Stage 1 or N1: This is the lightest stage of sleep, appropriately regarded by researchers as “light sleep.” It lasts for about 1 to 5 minutes and accounts for just 5 percent of total sleep. This stage of sleep acts as a sort of transition from wakefulness to deeper stages of sleep. If you’ve ever had muscle twitches or a sudden sensation of falling as you are laying in bed, that’s usually a sign that you are in Stage 1 and about to transition into deeper sleep.
Stage 2 or N2: Scientists call this “deeper sleep”, meaning you're less awake and alert than N1 sleep, but you aren’t yet in the deepest sleep you will be in all night. Your heart rate and body temperature are lower during this stage and your muscles are more relaxed. Stage 2 sleep accounts for about 45 percent of total sleep. While researchers are still learning more and more about what happens in this stage, they have identified the presence of what’s called sleep spindles, which are “brief, powerful bursts of neuronal firing” in areas of the brain that are thought to be crucial to memory consolidation.

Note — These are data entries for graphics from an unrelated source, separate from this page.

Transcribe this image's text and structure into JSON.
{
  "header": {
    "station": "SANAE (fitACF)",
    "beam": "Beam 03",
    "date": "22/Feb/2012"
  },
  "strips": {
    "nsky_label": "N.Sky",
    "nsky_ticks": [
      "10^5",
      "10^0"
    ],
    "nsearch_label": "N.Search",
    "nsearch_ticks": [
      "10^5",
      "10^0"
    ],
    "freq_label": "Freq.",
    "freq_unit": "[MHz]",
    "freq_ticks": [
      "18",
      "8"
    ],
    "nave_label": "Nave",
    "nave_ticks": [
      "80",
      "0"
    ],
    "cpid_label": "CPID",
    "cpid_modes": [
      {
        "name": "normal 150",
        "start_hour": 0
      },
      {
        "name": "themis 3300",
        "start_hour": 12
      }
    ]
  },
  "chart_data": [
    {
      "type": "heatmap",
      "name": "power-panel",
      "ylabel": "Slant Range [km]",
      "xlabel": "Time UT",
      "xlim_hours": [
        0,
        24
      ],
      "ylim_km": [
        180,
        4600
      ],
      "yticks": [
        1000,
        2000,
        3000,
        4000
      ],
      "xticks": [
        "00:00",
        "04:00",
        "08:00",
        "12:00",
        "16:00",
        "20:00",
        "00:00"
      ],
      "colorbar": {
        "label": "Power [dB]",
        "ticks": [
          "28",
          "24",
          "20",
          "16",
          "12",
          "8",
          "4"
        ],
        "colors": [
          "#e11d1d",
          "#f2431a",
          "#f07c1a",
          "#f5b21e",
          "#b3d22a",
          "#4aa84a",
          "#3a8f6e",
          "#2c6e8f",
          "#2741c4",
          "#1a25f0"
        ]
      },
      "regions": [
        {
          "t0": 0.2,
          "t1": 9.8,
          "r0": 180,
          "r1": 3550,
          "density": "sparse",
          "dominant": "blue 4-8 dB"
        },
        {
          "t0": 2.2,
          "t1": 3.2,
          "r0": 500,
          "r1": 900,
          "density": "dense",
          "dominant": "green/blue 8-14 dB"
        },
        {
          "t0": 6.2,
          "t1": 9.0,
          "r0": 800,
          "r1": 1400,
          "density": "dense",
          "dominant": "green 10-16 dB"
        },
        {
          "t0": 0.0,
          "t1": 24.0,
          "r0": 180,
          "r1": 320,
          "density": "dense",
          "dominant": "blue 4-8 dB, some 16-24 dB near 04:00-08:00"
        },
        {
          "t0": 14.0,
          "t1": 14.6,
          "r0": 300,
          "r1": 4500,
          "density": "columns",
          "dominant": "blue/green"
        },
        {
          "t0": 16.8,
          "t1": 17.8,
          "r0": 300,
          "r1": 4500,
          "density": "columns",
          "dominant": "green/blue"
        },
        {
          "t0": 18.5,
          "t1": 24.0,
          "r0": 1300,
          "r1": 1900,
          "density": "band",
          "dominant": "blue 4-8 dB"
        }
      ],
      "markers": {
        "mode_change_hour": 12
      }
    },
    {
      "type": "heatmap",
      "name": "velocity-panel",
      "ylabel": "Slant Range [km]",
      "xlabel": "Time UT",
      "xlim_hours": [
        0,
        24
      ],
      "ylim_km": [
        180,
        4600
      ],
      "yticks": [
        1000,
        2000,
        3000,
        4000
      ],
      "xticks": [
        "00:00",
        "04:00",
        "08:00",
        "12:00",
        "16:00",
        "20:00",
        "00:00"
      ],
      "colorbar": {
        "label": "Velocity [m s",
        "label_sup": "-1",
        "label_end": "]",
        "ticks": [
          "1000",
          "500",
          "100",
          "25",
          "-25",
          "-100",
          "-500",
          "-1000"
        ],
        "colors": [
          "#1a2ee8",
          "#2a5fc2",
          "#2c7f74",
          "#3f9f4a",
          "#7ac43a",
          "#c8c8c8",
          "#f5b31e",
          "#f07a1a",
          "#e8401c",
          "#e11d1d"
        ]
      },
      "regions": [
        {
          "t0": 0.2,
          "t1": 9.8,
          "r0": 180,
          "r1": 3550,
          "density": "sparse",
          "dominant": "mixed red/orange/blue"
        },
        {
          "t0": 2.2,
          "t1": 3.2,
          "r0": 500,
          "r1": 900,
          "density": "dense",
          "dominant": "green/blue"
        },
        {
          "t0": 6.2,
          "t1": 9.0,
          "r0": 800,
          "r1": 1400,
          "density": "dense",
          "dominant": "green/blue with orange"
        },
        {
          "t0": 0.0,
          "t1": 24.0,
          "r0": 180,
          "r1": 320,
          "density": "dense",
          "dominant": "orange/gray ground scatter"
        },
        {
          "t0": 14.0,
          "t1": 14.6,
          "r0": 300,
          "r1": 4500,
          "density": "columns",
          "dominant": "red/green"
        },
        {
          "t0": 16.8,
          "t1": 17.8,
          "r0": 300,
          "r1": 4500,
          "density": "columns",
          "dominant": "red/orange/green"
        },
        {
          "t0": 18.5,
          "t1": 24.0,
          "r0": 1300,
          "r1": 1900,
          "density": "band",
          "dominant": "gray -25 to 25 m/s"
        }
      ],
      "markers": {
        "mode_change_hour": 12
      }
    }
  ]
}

Stage 3 or N3: This stage of sleep accounts for about 25 percent of total sleep and is the deepest stage of sleep, meaning our muscle tone is the lowest during this point and it's also the most difficult to wake someone up if they are in this stage of sleep. Scientists have found that even extremely loud noises — like a hair dryer or a noisy garbage truck — often can’t wake people at this stage. This is also the stage of sleep where scientists have found the most “work” happens: We repair and regrow tissues, build muscle and bone, and strengthen our immune systems. Unfortunately, it's also the stage where people spend less time as they age.
Rapid Eye Movement (REM): This is the last stage of sleep that researchers have categorized and it’s also arguably the most interesting to study. EEG recordings of people in REM sleep show that their brain waves are similar to that of wakefulness, and yet all their muscles (aside from their eyes and those used for breathing) are in a state of no movement and their breathing is irregular, unlike how someone would be if they were awake and alert. Scientists are still piecing together what actually happens during REM sleep but they have found that the brain is highly active during this time and that it is taking in about 20 percent more energy than it does during other stages of sleep.